A determination of perjury in any statement in Kavanaugh’s testimony would threaten his confirmation.
The FBI was given a week to investigate allegations against Kavanaugh as part of a deal forged Friday by Sen. Jeff Flake (R-Ariz.) and committee Republicans.
“In order for the FBI investigation regarding Judge Brett Kavanaugh’s nomination to be complete, it is imperative the bureau must not only look into the accusations made by Dr. [Christine Blasey] Ford, Deborah Ramirez and Julie Swetnick, it should also examine the veracity of his testimony before the Judiciary Committee,” Sanders wrote.
Several statements that Kavanaugh made Thursday were challenged after he defended himself under oath against Blasey’s accusation that he sexually assaulted her. She testified that he pinned her to a bed, tried to remove her clothing and placed his hand over her mouth when she tried to yell at a house party when they were both in high school.
Kavanaugh testified three times Thursday that Blasey’s friend Leland Keyser “refuted” Blasey’s claim “under penalty of felony.” While Keyser doesn’t recall the party where the attack allegedly occurred, she did “not refute Dr. Ford’s account, and … she believes Dr. Ford’s account,” her attorney wrote in a letter sent Friday to the Senate Judiciary Committee.
Kavanaugh’s Yale classmates have contradicted his characterization of his drinking in high school and college as moderate and that he never blacked out. Classmates said he was a heavy drinker and sometimes a belligerent, drunk. Blasey said that both Kavanaugh and his friend Mark Judge, who she said was in the room when the alleged assault against her occurred, were “stumbling drunk.”
Judge has written in his memoir, Wasted: Tales of a Gen X Drunk, that he and his friends were determined to drink 100 kegs of beer their senior year at Georgetown prep. Kavanaugh’s bio in the senior yearbook notes that he was a member of the “Keg City Club (treasurer) — 100 Kegs or Bust.”
Kavanaugh also testified that it was legal to drink as a senior when he attended Georgetown Prep, which is located in suburban Maryland. It wasn’t. The drinking age in Maryland was raised from 18 to 21 in 1982 when Kavanaugh was 17.
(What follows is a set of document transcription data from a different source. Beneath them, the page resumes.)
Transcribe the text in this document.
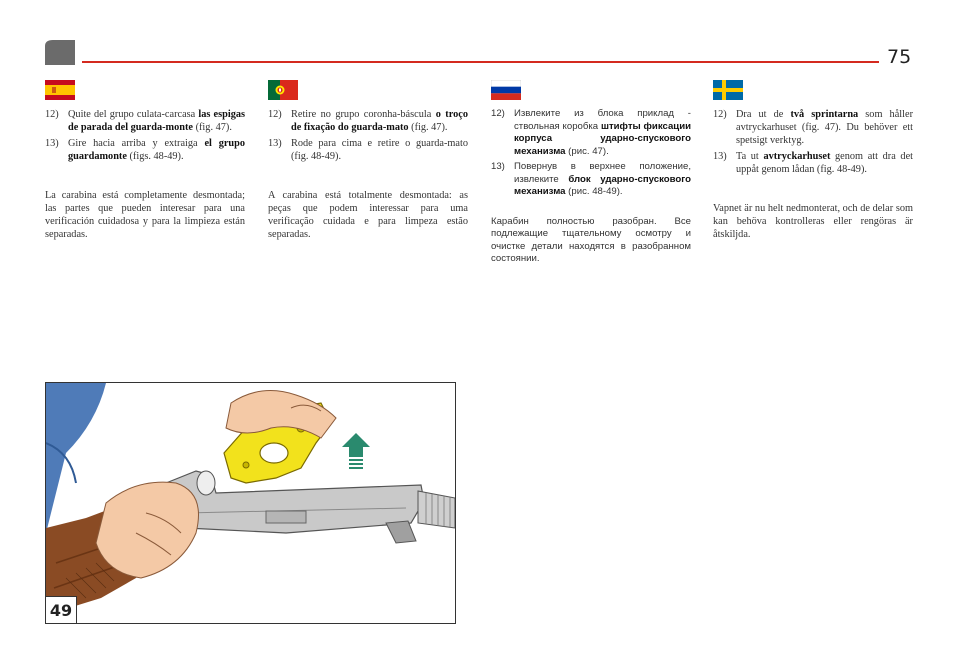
75
12) Quite del grupo culata-carcasa las espigas de parada del guarda-monte (fig. 47).
13) Gire hacia arriba y extraiga el grupo guardamonte (figs. 48-49).
La carabina está completamente desmontada; las partes que pueden interesar para una verificación cuidadosa y para la limpieza están separadas.
12) Retire no grupo coronha-báscula o troço de fixação do guarda-mato (fig. 47).
13) Rode para cima e retire o guarda-mato (fig. 48-49).
A carabina está totalmente desmontada: as peças que podem interessar para uma verificação cuidada e para limpeza estão separadas.
12) Извлеките из блока приклад - ствольная коробка штифты фиксации корпуса ударно-спускового механизма (рис. 47).
13) Повернув в верхнее положение, извлеките блок ударно-спускового механизма (рис. 48-49).
Карабин полностью разобран. Все подлежащие тщательному осмотру и очистке детали находятся в разобранном состоянии.
12) Dra ut de två sprintarna som håller avtryckarhuset (fig. 47). Du behöver ett spetsigt verktyg.
13) Ta ut avtryckarhuset genom att dra det uppåt genom lådan (fig. 48-49).
Vapnet är nu helt nedmonterat, och de delar som kan behöva kontrolleras eller rengöras är åtskiljda.
49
Kavanaugh also denied being in the same “social circles” as Blasey, indicating it was unlikely they’d be at the same party. Yet his calendar marks several get-togethers with a friend nicknamed “Squi” — whom Kavanaugh identified as Chris Garett — who was going out with Ford at the time, she testified.
Kavanaugh also testified he “never attended a gathering like the one” described by Blasey, but his own calendar and Judge appear to contradict that.
Kavanaugh’s insistence that words he used in his bio in his senior yearbook — “boofing,” “Devil’s Triangle,” and “Renate Alumnius” were relatively innocent have been widely contradicted. While he said Devil’s Triangle was a drinking game, for example, it’s also used as a term for a sexual threesome.
Sanders also lists several questionable statements under oath by Kavanaugh during his initial confirmation hearings earlier this month.
It’s unclear how much freedom the FBI will have in its investigation to determine Kavanaugh’s veracity under oath.
NBC reported Saturday that the bureau has been given a specific list of witnesses that can be questioned, and that contradictory information about his drinking at Yale will not be probed, according to sources. Agents will also not be allowed to investigate claims by Julie Swetnick, who has accused Kavanaugh of sexual misconduct at parties during high school, NBC reported.